Por Miguel Alcázar
Hemos referido ya en esta sección la cualidad básica de la condición humana que tiene que ver con que somos seres sociales. Nos construimos así desde nuestra más tierna infancia en la relación con los otros. Esto hay que tenerlo en cuenta cuando hablamos de la soledad y particularmente de la soledad en la vejez al ser una etapa de pérdidas y de fragilidad física y emocional. Los contactos sociales tienden a disminuir y la pandemia está suponiendo para ellos una vuelta de tuerca más en su proceso de aislamiento y de apartamiento social, lo que puede provocar un incremento de esa soledad.
A pesar de la importancia de las relaciones sociales, la realidad es que desplegamos la vida en un sistema social que parece, cuando menos, poco adecuado para el desarrollo y cuidado de esas necesidades de comunicación.
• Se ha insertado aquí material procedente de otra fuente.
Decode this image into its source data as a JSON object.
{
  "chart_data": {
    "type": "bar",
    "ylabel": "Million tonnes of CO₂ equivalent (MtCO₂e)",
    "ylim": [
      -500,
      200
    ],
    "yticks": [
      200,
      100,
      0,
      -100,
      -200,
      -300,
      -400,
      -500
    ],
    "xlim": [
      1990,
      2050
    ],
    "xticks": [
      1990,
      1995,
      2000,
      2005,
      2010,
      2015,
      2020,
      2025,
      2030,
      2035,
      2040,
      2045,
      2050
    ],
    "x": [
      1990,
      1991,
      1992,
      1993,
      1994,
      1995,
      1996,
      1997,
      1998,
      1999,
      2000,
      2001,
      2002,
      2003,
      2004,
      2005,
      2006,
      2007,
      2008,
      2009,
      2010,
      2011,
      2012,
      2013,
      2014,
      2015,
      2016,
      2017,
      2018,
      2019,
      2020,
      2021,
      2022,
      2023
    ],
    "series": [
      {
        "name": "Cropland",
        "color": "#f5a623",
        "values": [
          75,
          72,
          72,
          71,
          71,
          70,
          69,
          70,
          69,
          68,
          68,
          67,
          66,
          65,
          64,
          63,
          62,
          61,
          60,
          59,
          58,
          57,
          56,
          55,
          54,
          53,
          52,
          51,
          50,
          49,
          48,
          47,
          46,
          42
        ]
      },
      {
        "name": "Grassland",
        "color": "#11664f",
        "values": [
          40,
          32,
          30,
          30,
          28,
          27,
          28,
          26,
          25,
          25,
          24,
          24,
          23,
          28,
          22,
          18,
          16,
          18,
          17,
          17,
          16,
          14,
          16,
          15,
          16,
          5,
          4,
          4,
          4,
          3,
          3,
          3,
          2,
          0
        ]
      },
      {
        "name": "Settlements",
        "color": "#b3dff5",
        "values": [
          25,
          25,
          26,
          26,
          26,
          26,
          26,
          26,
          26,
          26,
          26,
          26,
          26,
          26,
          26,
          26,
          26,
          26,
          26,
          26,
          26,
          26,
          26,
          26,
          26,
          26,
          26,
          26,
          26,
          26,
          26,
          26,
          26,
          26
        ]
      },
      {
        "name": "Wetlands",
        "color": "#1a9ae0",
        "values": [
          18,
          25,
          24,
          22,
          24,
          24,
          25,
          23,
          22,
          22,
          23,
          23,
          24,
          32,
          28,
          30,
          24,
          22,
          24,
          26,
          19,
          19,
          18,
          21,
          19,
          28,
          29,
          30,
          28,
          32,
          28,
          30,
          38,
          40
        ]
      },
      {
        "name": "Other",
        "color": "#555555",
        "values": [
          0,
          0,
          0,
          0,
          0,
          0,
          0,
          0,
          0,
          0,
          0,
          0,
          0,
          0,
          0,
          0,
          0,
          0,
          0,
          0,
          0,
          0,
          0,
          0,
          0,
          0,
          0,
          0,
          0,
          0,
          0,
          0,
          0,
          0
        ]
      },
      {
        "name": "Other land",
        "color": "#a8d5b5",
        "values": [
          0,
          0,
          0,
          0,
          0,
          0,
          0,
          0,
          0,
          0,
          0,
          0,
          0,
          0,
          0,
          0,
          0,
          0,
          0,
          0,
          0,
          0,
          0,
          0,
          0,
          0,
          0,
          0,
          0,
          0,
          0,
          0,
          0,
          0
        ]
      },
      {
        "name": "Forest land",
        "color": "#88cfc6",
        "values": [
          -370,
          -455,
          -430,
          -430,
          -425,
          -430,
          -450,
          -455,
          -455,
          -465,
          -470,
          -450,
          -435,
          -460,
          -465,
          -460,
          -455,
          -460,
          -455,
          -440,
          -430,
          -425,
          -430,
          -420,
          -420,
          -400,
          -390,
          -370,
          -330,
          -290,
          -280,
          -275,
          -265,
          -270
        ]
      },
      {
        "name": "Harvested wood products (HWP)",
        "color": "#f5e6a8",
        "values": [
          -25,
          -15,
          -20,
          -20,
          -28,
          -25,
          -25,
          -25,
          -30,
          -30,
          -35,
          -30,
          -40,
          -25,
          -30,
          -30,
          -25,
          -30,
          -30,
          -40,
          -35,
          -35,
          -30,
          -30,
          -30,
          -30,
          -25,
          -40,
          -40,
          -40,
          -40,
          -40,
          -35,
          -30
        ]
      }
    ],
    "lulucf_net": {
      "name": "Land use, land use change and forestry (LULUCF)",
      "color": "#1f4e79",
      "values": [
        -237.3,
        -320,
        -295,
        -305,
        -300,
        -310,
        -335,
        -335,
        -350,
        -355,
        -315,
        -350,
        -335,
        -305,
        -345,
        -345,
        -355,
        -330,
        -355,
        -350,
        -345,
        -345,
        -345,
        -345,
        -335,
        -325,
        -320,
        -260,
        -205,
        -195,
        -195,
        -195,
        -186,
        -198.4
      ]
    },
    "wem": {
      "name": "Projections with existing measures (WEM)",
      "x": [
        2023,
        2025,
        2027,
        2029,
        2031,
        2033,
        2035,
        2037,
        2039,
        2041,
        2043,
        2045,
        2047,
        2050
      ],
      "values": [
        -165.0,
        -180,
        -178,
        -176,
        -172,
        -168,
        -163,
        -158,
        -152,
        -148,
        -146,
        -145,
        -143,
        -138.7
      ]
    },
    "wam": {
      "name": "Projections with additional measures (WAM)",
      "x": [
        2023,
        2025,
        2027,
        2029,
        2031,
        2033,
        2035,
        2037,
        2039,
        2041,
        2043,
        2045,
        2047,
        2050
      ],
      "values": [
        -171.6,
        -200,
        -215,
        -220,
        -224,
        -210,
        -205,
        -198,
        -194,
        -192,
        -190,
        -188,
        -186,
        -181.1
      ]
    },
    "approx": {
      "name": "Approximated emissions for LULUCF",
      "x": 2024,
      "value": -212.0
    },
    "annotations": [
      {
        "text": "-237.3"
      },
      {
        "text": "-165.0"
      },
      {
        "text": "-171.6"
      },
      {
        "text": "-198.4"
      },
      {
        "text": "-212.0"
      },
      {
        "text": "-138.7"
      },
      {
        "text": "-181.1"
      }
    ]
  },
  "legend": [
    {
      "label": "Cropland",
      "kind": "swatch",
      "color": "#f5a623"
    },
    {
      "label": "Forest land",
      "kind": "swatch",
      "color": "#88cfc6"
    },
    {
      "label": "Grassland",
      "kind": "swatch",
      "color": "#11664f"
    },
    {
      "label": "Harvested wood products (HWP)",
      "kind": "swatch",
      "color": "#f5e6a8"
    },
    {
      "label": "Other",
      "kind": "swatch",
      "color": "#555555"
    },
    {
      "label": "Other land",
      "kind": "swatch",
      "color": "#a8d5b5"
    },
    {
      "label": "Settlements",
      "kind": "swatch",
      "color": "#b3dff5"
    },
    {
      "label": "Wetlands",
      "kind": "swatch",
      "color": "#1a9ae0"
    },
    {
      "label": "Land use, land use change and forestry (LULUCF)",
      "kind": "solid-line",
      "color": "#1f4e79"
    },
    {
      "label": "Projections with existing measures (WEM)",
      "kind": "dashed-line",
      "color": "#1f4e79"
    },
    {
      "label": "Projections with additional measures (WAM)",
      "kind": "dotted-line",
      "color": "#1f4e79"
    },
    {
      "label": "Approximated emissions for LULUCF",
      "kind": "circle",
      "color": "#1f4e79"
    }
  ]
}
Más bien, es un sistema depredador de vínculos sociales y de lo comunitario que aparta a los que no son útiles, a los improductivos, y que premia y exalta el individualismo, la competitividad, el éxito social centrado en la acumulación y la riqueza, en el culto al cuerpo y a la juventud como valor.
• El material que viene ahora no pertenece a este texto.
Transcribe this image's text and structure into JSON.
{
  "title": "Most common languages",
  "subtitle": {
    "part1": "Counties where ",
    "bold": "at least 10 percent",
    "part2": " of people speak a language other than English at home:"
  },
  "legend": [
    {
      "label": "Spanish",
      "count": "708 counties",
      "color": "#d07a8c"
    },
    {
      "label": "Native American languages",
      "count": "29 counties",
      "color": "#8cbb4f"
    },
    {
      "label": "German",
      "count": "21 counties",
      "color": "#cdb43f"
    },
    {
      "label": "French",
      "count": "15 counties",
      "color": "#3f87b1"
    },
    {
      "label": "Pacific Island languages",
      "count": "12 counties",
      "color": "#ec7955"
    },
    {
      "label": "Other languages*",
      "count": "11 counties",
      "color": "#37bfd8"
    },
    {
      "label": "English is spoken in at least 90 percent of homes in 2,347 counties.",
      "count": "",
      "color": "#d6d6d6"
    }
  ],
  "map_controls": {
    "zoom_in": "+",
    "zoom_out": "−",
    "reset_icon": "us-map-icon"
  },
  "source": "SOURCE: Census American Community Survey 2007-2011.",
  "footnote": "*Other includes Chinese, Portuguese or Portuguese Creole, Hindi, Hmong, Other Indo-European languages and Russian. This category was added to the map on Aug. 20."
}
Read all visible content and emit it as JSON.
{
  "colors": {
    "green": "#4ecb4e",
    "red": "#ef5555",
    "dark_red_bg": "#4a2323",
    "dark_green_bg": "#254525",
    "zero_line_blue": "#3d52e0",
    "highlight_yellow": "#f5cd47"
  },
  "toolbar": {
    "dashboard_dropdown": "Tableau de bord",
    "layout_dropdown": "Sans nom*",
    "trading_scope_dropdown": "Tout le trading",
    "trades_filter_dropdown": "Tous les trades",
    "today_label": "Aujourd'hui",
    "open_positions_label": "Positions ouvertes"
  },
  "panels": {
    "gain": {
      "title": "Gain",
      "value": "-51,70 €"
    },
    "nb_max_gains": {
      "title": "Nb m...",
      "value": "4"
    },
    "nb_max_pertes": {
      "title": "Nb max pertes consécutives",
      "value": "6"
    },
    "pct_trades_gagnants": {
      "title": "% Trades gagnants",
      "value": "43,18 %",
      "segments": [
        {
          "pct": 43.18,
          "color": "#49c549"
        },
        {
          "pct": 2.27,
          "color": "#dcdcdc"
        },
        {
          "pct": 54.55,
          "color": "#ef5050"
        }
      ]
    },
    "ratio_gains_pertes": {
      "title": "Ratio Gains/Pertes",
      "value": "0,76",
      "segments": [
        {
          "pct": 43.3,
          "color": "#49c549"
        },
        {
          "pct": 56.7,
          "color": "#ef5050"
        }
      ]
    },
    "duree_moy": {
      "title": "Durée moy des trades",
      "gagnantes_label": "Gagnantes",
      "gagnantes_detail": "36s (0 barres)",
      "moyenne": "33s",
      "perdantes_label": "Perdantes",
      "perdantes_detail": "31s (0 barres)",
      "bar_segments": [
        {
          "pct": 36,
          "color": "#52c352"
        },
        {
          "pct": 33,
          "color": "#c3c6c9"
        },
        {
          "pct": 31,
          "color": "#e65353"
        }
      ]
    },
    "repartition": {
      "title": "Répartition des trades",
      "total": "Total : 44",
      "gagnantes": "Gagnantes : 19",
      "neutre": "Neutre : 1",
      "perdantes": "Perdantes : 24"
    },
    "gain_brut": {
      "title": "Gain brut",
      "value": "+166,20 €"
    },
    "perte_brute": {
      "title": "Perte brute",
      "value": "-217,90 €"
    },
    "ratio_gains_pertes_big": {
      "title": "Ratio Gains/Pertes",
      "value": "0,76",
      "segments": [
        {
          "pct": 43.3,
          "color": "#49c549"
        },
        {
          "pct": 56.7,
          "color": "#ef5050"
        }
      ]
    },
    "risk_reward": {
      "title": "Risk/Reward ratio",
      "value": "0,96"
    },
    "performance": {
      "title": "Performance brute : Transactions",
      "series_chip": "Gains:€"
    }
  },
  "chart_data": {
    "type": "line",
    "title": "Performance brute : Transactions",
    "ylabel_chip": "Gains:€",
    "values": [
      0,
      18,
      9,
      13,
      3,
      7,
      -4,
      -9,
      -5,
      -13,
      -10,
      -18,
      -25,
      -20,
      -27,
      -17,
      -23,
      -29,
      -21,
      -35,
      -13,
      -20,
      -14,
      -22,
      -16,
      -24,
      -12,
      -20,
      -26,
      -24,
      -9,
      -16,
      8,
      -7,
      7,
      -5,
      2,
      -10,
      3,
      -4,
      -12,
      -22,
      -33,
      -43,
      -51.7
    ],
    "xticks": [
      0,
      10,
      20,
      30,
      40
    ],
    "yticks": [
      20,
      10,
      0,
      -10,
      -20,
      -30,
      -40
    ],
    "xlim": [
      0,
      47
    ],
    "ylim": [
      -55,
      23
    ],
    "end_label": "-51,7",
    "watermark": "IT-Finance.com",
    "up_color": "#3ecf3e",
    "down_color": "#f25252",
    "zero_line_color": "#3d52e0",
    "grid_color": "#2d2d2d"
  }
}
También el consumismo ciego que alimenta los intereses del sacrosanto mercado. Una sociedad que tiene un mosaico de valores poco proclive a la atención y cuidado de las personas.
Ese mercado y los grandes ‘lobbies’ económicos que lo dirigen no cuidan a las personas ni a sus redes de relaciones, sino que trata de individualizarlas y utilizarlas como objetos de rentabilidad económica. Pongamos un ejemplo que sirva de muestra: en apenas unas décadas se ha provocado un cambio en el lenguaje que ha tenido consecuencias. Casi sin darnos cuenta, ha desaparecido del lenguaje cotidiano la palabra tristeza. Ahora las personas ya no están tristes, ahora están deprimidas, y la razón es que la tristeza no requiere medicación y la depresión sí. La tristeza requiere un sujeto activo que con apoyo psicológico pueda hacerse cargo de su vida. Al desaparecer la tristeza y convertir los trastornos mentales en enfermedad se rompe el vínculo del sujeto con su contexto social y se le medica como a un enfermo. Así, el consumo de fármacos para la depresión o la ansiedad se dispararon asegurando unos ingresos astronómicos al ‘lobbie’ de la industria farmacéutica, a la vez que las personas tratadas quedan señaladas con el estigma de la enfermedad y del fracaso social y emocional.
Problema social
La realidad se nos torna confusa y nos obliga a pensar con cuidado cómo, desde este contexto social equívoco y depredador de sujetos y de relaciones, podemos abordar la soledad en las personas más mayores, aquella soledad que por repetida se convierte en un problema social. Para ello habría que señalar que la soledad no es algo que ocurra de manera natural e inevitable, sino que es producto de unas condiciones sociales. La soledad no es por tanto el problema sino el síntoma. Por eso no se debería plantear como un problema subjetivo, de la persona que la sufre. Si así se hiciera, colocamos a esa persona sola y aislada como responsable de su vida, en lugar de víctima de un mundo que no le incluye y del que no es responsable.